Hari Ahad kemarin, saya membaca tulisan dari Mbak Asma Nadia
tentang Fikih Permusuhan.[1] Menarik.
Awalnya saya enggan berkomentar, lebih tepatnya enggan membaca. Apalagi memang
saya cukup malas untuk membaca artikel-artikel yang disebarkan lewat aplikasi whatsapp.
Saya sudah cukup kagum dengan tulisan Mbak Asma. Terlebih pecinta novel manapun
di Indonesia tahu, tak kurang dari puluhan buah novel sudah beliau tulis,
mayoritas best seller dan beberapa sudah diangkat ke layar lebar dan
sinema elektronik. Tetapi ketika saya baca artikelnya, saya langsung tak
habis-habisnya mengernyitkan dahi.
Tulisan yang
diawali dengan mengutip pendapat seorang teman dari Mbak Asma –yang hingga
sekarang saya belum tahu siapa teman yang dimaksud, pun saya belum tahu
keberadaan temannya, apakah temannya memang benar-benar nyata atau hanya teman
khayalan- tentang fikih yang seharusnya sudah ada karena diperlukan sejak lama.
Fikih Permusuhan katanya. Terdengar indah memang. Apalagi ditambah dengan fakta
bahwa umat Islam hari ini seakan tidak mampu menentukan musuhnya dengan baik. Kenyataannya
memang begitu. Namun, yang membuat saya mulai mengernyitkan dahi ialah di dalam artikel tersebut tertulis, “Jika ingin menghukum penjahat dari sekian
banyak yang ada, utamakan pelaku yang kejahatannya paling berbahaya. Daripada
mengkritik karya Islam secara terbuka, lebih baik kritisi karya jahiliyah yang
jauh lebih buruk.” Oh, ternyata Mbak Asma sedang misah-misuh karena ada
foto cover film yang baru akan tayang menampilkan laki-laki dengan perempuan –yang
menurut mbak Asma setelah tabayun- seolah-olah berpelukan. Film tersebut
berjudul “Surga Yang Tak Dirindukan” yang diadaptasi dari novel karya Mbak Asma
dengan judul yang sama.
Terlihat tak ada
yang salah dengan cover tersebut. Namun ketika Mbak Asma menyebut bahwa itu
adalah karya Islam, maka mau tidak mau umat Islam juga bereaksi atas foto
penghinaan tersebut. Mengapa saya sebut penghinaan? Ya, jelas penghinaan. Nyata
atau hasil editan photoshop, foto itu tetaplah mengandung dan mengundang
fitnah. Juga tidak sesuai dengan syariat Islam. Saya berkesimpulan, tulisan Mbak Asma di Republika Online tentang ‘Fikih’
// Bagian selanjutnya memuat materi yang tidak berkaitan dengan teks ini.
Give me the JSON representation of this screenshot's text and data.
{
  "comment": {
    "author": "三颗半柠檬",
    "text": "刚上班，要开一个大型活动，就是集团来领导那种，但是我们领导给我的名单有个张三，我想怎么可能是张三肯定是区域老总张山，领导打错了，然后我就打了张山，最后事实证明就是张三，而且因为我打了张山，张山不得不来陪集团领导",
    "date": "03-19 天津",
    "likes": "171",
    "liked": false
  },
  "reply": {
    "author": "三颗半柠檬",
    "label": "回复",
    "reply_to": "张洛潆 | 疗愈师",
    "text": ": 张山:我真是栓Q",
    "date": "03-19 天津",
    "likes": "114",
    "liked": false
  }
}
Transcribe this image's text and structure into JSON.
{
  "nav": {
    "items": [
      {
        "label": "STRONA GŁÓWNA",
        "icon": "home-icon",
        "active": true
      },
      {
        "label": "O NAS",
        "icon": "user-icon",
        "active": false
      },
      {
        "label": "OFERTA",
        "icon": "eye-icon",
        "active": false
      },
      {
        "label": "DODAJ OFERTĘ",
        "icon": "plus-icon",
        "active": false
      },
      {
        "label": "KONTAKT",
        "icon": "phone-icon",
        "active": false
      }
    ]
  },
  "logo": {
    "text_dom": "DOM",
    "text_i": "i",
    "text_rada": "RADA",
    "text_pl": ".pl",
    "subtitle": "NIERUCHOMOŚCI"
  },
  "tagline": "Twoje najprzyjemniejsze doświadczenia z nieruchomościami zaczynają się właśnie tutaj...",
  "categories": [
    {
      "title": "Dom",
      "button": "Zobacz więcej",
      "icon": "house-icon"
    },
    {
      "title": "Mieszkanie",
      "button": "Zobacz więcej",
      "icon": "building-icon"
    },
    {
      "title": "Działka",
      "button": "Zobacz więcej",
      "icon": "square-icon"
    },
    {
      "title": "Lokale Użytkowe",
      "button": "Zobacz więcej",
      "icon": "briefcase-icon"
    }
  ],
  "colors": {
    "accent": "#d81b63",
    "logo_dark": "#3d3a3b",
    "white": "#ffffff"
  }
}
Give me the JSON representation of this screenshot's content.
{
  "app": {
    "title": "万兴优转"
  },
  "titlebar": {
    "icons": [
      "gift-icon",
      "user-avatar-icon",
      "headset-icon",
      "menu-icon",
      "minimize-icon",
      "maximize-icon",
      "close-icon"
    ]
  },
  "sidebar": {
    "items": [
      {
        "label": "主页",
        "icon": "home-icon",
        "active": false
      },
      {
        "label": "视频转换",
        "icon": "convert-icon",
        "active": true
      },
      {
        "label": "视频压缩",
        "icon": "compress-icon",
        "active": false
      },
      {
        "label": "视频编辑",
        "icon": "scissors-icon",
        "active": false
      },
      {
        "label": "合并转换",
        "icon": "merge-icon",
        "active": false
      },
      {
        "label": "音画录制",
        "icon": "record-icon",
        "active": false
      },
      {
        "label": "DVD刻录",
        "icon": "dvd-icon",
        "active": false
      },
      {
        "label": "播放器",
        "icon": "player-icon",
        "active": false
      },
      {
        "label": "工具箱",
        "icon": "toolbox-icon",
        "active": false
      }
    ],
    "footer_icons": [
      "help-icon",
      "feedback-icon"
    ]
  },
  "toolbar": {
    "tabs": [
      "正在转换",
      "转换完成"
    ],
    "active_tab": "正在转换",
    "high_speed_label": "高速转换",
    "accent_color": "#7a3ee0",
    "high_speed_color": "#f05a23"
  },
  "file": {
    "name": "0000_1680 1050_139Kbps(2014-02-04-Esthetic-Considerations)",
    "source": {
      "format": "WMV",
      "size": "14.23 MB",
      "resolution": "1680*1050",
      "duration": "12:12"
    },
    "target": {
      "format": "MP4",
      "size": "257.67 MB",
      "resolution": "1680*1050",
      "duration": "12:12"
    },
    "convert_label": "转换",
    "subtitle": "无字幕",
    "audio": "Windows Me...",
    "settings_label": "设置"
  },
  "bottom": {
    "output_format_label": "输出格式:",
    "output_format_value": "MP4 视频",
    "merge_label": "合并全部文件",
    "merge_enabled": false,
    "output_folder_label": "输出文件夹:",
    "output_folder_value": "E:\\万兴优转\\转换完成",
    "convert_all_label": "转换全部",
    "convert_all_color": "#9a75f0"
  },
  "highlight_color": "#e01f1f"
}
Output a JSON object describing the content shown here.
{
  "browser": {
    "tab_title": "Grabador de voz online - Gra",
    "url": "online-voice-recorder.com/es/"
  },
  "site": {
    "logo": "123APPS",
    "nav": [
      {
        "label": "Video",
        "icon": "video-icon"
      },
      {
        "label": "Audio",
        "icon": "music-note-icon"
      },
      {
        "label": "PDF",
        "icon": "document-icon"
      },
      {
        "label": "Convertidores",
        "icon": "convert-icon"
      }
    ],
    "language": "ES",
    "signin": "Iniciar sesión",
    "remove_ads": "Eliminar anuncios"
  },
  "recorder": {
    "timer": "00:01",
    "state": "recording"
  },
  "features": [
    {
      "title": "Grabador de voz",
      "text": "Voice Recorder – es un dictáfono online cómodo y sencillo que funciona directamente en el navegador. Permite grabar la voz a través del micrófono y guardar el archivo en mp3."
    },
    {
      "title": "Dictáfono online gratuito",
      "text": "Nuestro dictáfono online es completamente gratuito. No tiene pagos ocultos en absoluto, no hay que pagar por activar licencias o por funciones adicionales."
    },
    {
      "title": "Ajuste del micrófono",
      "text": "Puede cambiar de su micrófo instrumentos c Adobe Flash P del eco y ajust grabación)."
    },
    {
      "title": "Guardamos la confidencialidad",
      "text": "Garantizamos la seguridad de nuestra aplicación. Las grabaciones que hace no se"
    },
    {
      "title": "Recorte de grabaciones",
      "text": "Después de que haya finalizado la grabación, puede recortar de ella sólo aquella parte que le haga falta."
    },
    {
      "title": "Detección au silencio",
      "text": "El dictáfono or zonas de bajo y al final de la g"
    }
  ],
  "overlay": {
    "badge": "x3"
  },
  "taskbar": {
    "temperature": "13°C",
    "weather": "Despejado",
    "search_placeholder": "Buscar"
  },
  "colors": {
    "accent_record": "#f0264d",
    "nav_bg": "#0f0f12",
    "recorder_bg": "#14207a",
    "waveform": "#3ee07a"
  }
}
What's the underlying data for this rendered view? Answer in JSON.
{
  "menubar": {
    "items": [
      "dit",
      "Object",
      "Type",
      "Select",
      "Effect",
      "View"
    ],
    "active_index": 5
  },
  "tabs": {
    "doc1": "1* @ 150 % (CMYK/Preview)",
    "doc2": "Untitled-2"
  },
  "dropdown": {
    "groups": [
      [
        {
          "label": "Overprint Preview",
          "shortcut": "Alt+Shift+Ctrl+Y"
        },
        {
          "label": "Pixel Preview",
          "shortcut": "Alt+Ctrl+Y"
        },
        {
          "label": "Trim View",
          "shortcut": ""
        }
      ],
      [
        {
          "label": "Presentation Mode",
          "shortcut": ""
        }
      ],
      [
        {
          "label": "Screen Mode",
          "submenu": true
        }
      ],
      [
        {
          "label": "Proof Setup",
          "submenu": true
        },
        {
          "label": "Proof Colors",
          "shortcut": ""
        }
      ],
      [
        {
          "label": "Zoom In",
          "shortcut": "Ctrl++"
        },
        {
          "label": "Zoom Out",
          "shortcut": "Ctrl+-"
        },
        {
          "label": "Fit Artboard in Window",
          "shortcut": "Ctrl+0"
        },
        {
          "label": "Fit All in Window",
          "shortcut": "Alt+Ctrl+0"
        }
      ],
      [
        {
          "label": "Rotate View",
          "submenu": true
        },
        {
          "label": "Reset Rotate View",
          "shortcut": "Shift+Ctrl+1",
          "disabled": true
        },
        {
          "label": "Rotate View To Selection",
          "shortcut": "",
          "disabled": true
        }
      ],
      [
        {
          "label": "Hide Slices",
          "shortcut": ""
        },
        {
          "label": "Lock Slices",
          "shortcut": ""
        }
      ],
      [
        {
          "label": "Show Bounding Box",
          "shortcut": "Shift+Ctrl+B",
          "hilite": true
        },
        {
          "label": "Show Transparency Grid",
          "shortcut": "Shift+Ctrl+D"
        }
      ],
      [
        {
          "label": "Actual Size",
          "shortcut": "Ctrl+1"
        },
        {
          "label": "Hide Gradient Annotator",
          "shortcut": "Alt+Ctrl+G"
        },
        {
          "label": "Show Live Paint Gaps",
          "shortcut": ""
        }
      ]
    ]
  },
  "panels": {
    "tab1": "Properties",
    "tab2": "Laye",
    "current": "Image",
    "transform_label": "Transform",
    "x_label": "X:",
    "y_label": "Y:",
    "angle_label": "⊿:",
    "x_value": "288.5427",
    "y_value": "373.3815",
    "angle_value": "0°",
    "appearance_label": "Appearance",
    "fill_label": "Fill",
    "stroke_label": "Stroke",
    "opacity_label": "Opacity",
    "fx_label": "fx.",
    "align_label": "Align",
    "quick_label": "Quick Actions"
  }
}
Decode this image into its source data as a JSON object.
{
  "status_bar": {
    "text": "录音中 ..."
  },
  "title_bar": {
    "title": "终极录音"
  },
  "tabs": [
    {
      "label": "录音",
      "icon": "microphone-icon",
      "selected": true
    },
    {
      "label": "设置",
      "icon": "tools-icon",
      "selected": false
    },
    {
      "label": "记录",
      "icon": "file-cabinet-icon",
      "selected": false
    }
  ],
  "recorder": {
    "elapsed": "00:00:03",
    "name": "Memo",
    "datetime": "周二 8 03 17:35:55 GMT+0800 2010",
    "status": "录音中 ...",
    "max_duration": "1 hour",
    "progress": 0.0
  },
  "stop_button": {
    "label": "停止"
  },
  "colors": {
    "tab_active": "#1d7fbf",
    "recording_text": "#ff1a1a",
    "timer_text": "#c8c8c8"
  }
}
Permusuhan ini adalah komentar untuk melindungi produksi film tersebut agar
tidak diganggu oleh komentar-komentar miring terkait cover filmnya.
Kiranya perlu kita
bahas masalah apa itu fikih di sini. Para ulama sepakat bahwa tindakan manusia;
baik berupa perbuatan maupun ucapan, dalam hal ibadah mahdhah maupun ghairu
mahdhah (muamalah), berupa tindak pidana maupun perdata, masalah akad atau
pengelolaan, dalam syariat Islam semuanya masuk dalam wilayah hukum.
Hukum-hukum itu sebagian ada yang dijelaskan oleh Al-Qur’an dan Al-Sunnah dan sebagian
tidak. Tetapi syariat Islam telah menetapkan dalil dan tanda-tanda tentang
hukum yang tidak dijelaskan oleh keduanya, sehingga seorang mujtahid dengan
perpaduan kecerdasan, keshalihan, pemahamannya terhadap dalil dan tanda-tanda
hukum itu dapat menetapkan dan menjelaskan hukum-hukum yang tidak dijelaskan
tersebut. Dari kumpulan hukum-hukum syariat yang berhubungan dengan tindakan
manusia yang diambil dari nash-nash (teks) yang ada atau dari
pembentukan hukum berdasarkan dalil syarat yang tidak ada nashnya, muncullah
Ilmu Fiqh.
Fiqih menurut bahasa
bermakna: tahu dan paham. Sedangkan menurut istilah, banyak ahli fiqih (fuqaha’)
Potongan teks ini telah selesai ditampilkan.